A Worn Path by Eudora Welty, 1941
The magic trick:
Withholding for most of the story the main character’s main motivation
Merry Christmas from the SSMT website! I hope it’s as wonderful day for you as it was in your best Christmas memories of childhood.
Today’s story, “A Worn Path,” isn’t merry, but it’s wonderful and a great holiday read. An old black woman in Mississippi is making a long walk. Welty withholds the details from the reader for much of the story. Where is she going? Why is she going there? That absence of motivation does two things – it forces the reader to really focus on the woman’s fatigue, and secondly, it disorients the reader, putting us in much the same position as the woman. Both effects really get the reader inside the woman’s perspective. Consider that this is a white woman writing about a 90-year-old black woman – in the 1940s South, no less. It’s an impressive feat.

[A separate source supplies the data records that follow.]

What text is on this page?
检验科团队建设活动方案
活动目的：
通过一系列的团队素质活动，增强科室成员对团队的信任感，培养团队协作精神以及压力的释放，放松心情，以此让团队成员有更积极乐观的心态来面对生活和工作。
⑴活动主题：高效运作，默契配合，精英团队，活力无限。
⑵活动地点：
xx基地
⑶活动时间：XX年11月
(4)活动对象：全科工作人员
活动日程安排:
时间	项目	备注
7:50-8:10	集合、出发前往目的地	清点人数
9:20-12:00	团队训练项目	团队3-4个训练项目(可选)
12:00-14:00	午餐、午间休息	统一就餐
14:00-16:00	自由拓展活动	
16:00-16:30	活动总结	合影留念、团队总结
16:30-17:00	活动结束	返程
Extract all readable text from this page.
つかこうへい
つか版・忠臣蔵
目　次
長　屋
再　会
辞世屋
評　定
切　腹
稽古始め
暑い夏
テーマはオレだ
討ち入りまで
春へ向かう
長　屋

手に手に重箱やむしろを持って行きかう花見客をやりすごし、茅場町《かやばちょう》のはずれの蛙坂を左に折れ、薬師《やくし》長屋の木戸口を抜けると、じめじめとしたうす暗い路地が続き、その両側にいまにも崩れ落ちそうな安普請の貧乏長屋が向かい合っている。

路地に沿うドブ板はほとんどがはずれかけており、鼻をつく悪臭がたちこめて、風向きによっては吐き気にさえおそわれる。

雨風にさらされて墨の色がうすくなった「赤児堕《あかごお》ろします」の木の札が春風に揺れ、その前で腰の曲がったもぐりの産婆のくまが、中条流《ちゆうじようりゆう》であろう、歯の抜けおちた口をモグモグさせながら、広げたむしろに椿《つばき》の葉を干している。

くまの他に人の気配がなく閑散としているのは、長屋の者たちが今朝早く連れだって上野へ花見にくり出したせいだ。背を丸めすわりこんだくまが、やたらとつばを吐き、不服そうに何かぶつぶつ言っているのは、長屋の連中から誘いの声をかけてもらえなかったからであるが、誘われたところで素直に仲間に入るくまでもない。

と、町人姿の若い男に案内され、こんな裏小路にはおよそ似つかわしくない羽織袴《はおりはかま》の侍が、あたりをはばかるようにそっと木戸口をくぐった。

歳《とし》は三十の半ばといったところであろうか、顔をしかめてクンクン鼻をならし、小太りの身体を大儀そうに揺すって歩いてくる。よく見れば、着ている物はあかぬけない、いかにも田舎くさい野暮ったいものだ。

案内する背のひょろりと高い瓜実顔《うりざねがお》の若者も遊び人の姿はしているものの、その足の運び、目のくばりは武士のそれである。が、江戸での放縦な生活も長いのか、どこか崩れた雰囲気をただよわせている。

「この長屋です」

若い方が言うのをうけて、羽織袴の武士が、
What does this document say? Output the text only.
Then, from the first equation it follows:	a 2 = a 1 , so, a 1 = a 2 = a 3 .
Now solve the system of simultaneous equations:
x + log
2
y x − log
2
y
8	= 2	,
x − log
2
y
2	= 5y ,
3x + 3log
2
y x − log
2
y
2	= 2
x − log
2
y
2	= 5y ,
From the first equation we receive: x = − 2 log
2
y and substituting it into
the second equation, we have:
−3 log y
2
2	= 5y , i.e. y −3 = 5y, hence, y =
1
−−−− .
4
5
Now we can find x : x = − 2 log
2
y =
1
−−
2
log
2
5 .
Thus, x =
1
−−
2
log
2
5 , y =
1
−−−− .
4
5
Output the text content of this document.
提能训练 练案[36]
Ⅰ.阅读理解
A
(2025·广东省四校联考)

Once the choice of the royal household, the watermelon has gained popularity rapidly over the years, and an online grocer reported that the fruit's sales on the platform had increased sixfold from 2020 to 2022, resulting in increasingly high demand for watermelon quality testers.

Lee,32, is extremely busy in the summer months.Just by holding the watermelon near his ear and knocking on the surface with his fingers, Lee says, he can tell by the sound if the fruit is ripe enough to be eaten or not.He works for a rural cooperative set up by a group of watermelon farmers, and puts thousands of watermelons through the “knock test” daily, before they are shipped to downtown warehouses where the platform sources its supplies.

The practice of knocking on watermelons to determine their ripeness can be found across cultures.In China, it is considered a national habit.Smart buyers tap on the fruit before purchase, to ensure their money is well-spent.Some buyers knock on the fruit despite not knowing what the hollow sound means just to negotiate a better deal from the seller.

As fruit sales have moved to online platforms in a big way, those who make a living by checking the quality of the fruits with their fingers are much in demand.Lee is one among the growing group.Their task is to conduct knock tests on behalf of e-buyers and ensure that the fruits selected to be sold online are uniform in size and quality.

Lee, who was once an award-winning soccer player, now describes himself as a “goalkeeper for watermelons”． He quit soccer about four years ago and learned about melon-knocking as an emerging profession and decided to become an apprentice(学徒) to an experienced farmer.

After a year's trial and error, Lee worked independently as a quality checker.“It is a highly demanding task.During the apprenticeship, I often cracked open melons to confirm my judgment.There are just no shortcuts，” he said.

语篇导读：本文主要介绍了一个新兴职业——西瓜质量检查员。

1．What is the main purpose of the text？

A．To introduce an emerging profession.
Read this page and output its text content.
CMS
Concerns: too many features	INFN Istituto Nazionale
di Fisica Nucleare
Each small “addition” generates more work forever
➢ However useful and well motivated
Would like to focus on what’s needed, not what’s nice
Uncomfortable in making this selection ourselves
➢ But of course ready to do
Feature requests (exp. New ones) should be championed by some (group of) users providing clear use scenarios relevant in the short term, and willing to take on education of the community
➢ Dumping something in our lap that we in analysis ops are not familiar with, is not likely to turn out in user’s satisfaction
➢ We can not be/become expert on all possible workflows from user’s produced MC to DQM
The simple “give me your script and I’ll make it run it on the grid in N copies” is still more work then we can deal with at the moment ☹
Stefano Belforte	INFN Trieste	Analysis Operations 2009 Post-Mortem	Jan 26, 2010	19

Anyway, by the time we do learn where the woman is going and the reason for her trip, we are so invested in this character that the emotional weight of the news hits us like a ton of bricks. And that’s quite a trick on Welty’s part.
The selection:
She kicked her foot over the furrow, and with mouth drawn down, shook her head once or twice in a little strutting way. Some husks blew down and whirled in streamers about her skirts.
Then she went on, parting her way from side to side with the cane, through the whispering field. At last she came to the end, to a wagon track where the silver grass blew between the red ruts. The quail were walking around like pullets, seeming all dainty and unseen.
“Walk pretty,” she said. “This the easy place. This the easy going.”
She followed the track, swaying through the quiet bare fields, through the little strings of trees silver in their dead leaves, past cabins silver from weather, with the doors and windows boarded shut, all like old women under a spell sitting there. “I walking in their sleep,” she said, nodding her head vigorously.
In a ravine she went where a spring was silently flowing through a hollow log. Old Phoenix bent and drank. “Sweet-gum makes the water sweet,” she said, and drank more. “Nobody know who made this well, for it was here when I was born.”
The track crossed a swampy part where the moss hung as white as lace from every limb. “Sleep on, alligators, and blow your bubbles.” Then the track went into the road.
Deep, deep the road went down between the high green-colored banks. Overhead the live-oaks met, and it was as dark as a cave.